Mike and Pierre, one question for each. First is a simple one. In the past in your presentation, when you talk about Downstream, we talk about what's the chemical earning sequentially, whether they are up or down. You didn't mention it in your presentation this time. Does that mean that chemical earnings are actually relatively flat, which is surprising given how much is the margin drop we've seen in the industry? So that's the first question. Second question on Mike is for the LNG longer-term strategy. Most of your peers have been pretty aggressive in growing their LNG operation. You have very possible or at least very cash flow-rich LNG operations, but you don't really have much time to grow at least on the table. Can you maybe elaborate on what your longer-term strategy in LNG is?

Michael Wirth, CEO

Sure. Yes, quickly on chemicals, earnings were a little bit lower quarter-on-quarter. That’s really a function of margins. We had higher ethane prices and lower polyethylene prices. The olefins margins, which is the largest driver of our performance, were squeezed. So it did go down sequentially.

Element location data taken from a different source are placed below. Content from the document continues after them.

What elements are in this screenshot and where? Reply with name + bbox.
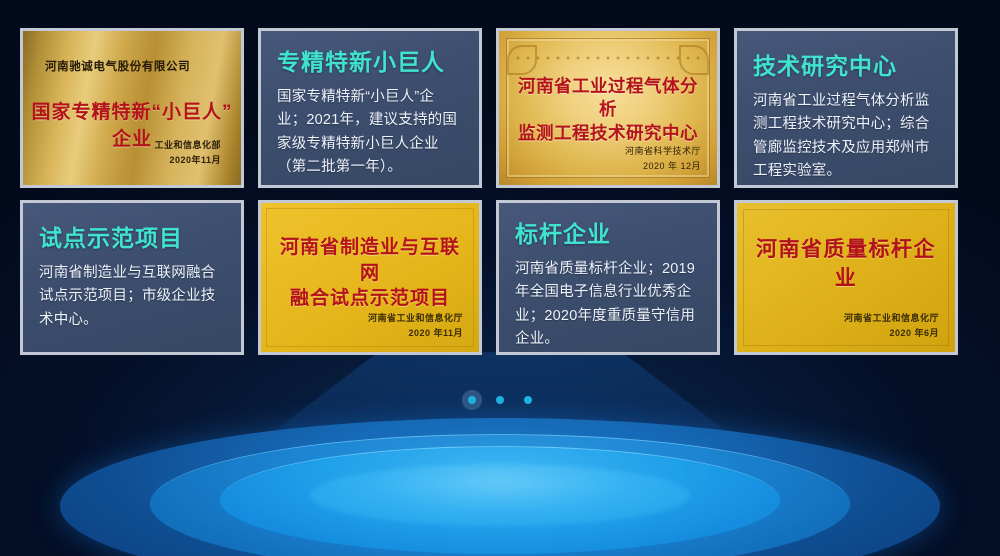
pagination-dot-3[interactable] [524, 396, 532, 404]
plaque-date: 2020 年11月 [368, 326, 463, 341]
carousel-pagination[interactable] [0, 396, 1000, 404]
plaque-headline: 河南省制造业与互联网 融合试点示范项目 [273, 235, 467, 312]
beam-shape [180, 352, 820, 502]
stage-podium [0, 356, 1000, 556]
spotlight-beam [0, 352, 1000, 502]
info-card-body: 河南省制造业与互联网融合试点示范项目；市级企业技术中心。 [39, 262, 225, 332]
honor-info-specialized-sme[interactable]: 专精特新小巨人 国家专精特新“小巨人”企业；2021年，建议支持的国家级专精特新… [258, 28, 482, 188]
plaque-issuer: 河南省工业和信息化厅 [844, 311, 939, 326]
plaque-inner: 河南省工业过程气体分析 监测工程技术研究中心 河南省科学技术厅 2020 年 1… [499, 31, 717, 185]
honor-info-benchmark-enterprise[interactable]: 标杆企业 河南省质量标杆企业；2019年全国电子信息行业优秀企业；2020年度重… [496, 200, 720, 355]
plaque-date: 2020 年6月 [844, 326, 939, 341]
podium-ring-core [310, 464, 690, 526]
honor-plaque-gas-analysis-center[interactable]: 河南省工业过程气体分析 监测工程技术研究中心 河南省科学技术厅 2020 年 1… [496, 28, 720, 188]
plaque-footer: 工业和信息化部 2020年11月 [154, 138, 221, 168]
plaque-footer: 河南省科学技术厅 2020 年 12月 [625, 144, 701, 174]
plaque-issuer: 河南省工业和信息化厅 [368, 311, 463, 326]
info-card-body: 国家专精特新“小巨人”企业；2021年，建议支持的国家级专精特新小巨人企业（第二… [277, 86, 463, 180]
info-card-body: 河南省工业过程气体分析监测工程技术研究中心；综合管廊监控技术及应用郑州市工程实验… [753, 90, 939, 184]
info-card-title: 专精特新小巨人 [277, 49, 463, 77]
honor-info-tech-research-center[interactable]: 技术研究中心 河南省工业过程气体分析监测工程技术研究中心；综合管廊监控技术及应用… [734, 28, 958, 188]
honor-showcase-stage: 河南驰诚电气股份有限公司 国家专精特新“小巨人”企业 工业和信息化部 2020年… [0, 0, 1000, 556]
info-card-title: 技术研究中心 [753, 53, 939, 81]
plaque-inner: 河南驰诚电气股份有限公司 国家专精特新“小巨人”企业 工业和信息化部 2020年… [23, 31, 241, 185]
podium-ring-outer [60, 418, 940, 556]
honor-plaque-quality-benchmark[interactable]: 河南省质量标杆企业 河南省工业和信息化厅 2020 年6月 [734, 200, 958, 355]
plaque-company-name: 河南驰诚电气股份有限公司 [45, 58, 190, 74]
plaque-inner: 河南省质量标杆企业 河南省工业和信息化厅 2020 年6月 [737, 203, 955, 352]
info-card-title: 标杆企业 [515, 221, 701, 249]
plaque-headline: 河南省工业过程气体分析 监测工程技术研究中心 [511, 75, 705, 146]
plaque-footer: 河南省工业和信息化厅 2020 年6月 [844, 311, 939, 341]
honor-plaque-pilot-demo-project[interactable]: 河南省制造业与互联网 融合试点示范项目 河南省工业和信息化厅 2020 年11月 [258, 200, 482, 355]
plaque-issuer: 河南省科学技术厅 [625, 144, 701, 159]
honor-plaque-specialized-sme[interactable]: 河南驰诚电气股份有限公司 国家专精特新“小巨人”企业 工业和信息化部 2020年… [20, 28, 244, 188]
info-card-title: 试点示范项目 [39, 225, 225, 253]
plaque-footer: 河南省工业和信息化厅 2020 年11月 [368, 311, 463, 341]
plaque-inner: 河南省制造业与互联网 融合试点示范项目 河南省工业和信息化厅 2020 年11月 [261, 203, 479, 352]
plaque-date: 2020年11月 [154, 153, 221, 168]
plaque-date: 2020 年 12月 [625, 159, 701, 174]
pagination-dot-1[interactable] [468, 396, 476, 404]
plaque-issuer: 工业和信息化部 [154, 138, 221, 153]
info-card-body: 河南省质量标杆企业；2019年全国电子信息行业优秀企业；2020年度重质量守信用… [515, 258, 701, 352]
honor-info-pilot-demo-project[interactable]: 试点示范项目 河南省制造业与互联网融合试点示范项目；市级企业技术中心。 [20, 200, 244, 355]
plaque-headline: 河南省质量标杆企业 [749, 236, 943, 293]
pagination-dot-2[interactable] [496, 396, 504, 404]
podium-ring-mid [150, 434, 850, 556]
honor-card-grid: 河南驰诚电气股份有限公司 国家专精特新“小巨人”企业 工业和信息化部 2020年… [20, 28, 980, 355]
podium-ring-inner [220, 446, 780, 554]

On LNG strategy, we've long favored the Pacific Basin, given the best customers are in Japan, Korea, and Taiwan markets and our resource position in the Pacific. The Atlantic Basin, we've got exposure to it. But Europe traditionally has been a market where you were competing with Russian pipe gas and just less attractive. With the changes now that we see in markets, we're increasing exposure to Atlantic Basin LNG. We've done a couple of deals with Gulf Coast projects under development that will give us offtake that we can move into global markets. We're advancing projects in the Eastern Mediterranean and the assets that were acquired with the Noble acquisition; that could potentially allow an expansion of the Leviathan field to provide LNG supply to global markets. We've looked at other opportunities. So the big process has been underway in Qatar. We were deeply involved in evaluating that opportunity. Like everything we look at, LNG has to compete against other investment opportunities in our portfolio. We'll stay very disciplined on capital; we won't invest in everything we could. We're going to invest in the best things. I expect that will include some LNG projects over time.

Roderick Green, General Manager of Investor Relations

I would like to thank everyone for your time today. We appreciate your interest in Chevron and everyone's participation on the call today. Please stay safe and healthy. Sarah, back to you.

Operator, Operator

This concludes Chevron's Third Quarter 2022 Earnings Conference. You may now disconnect.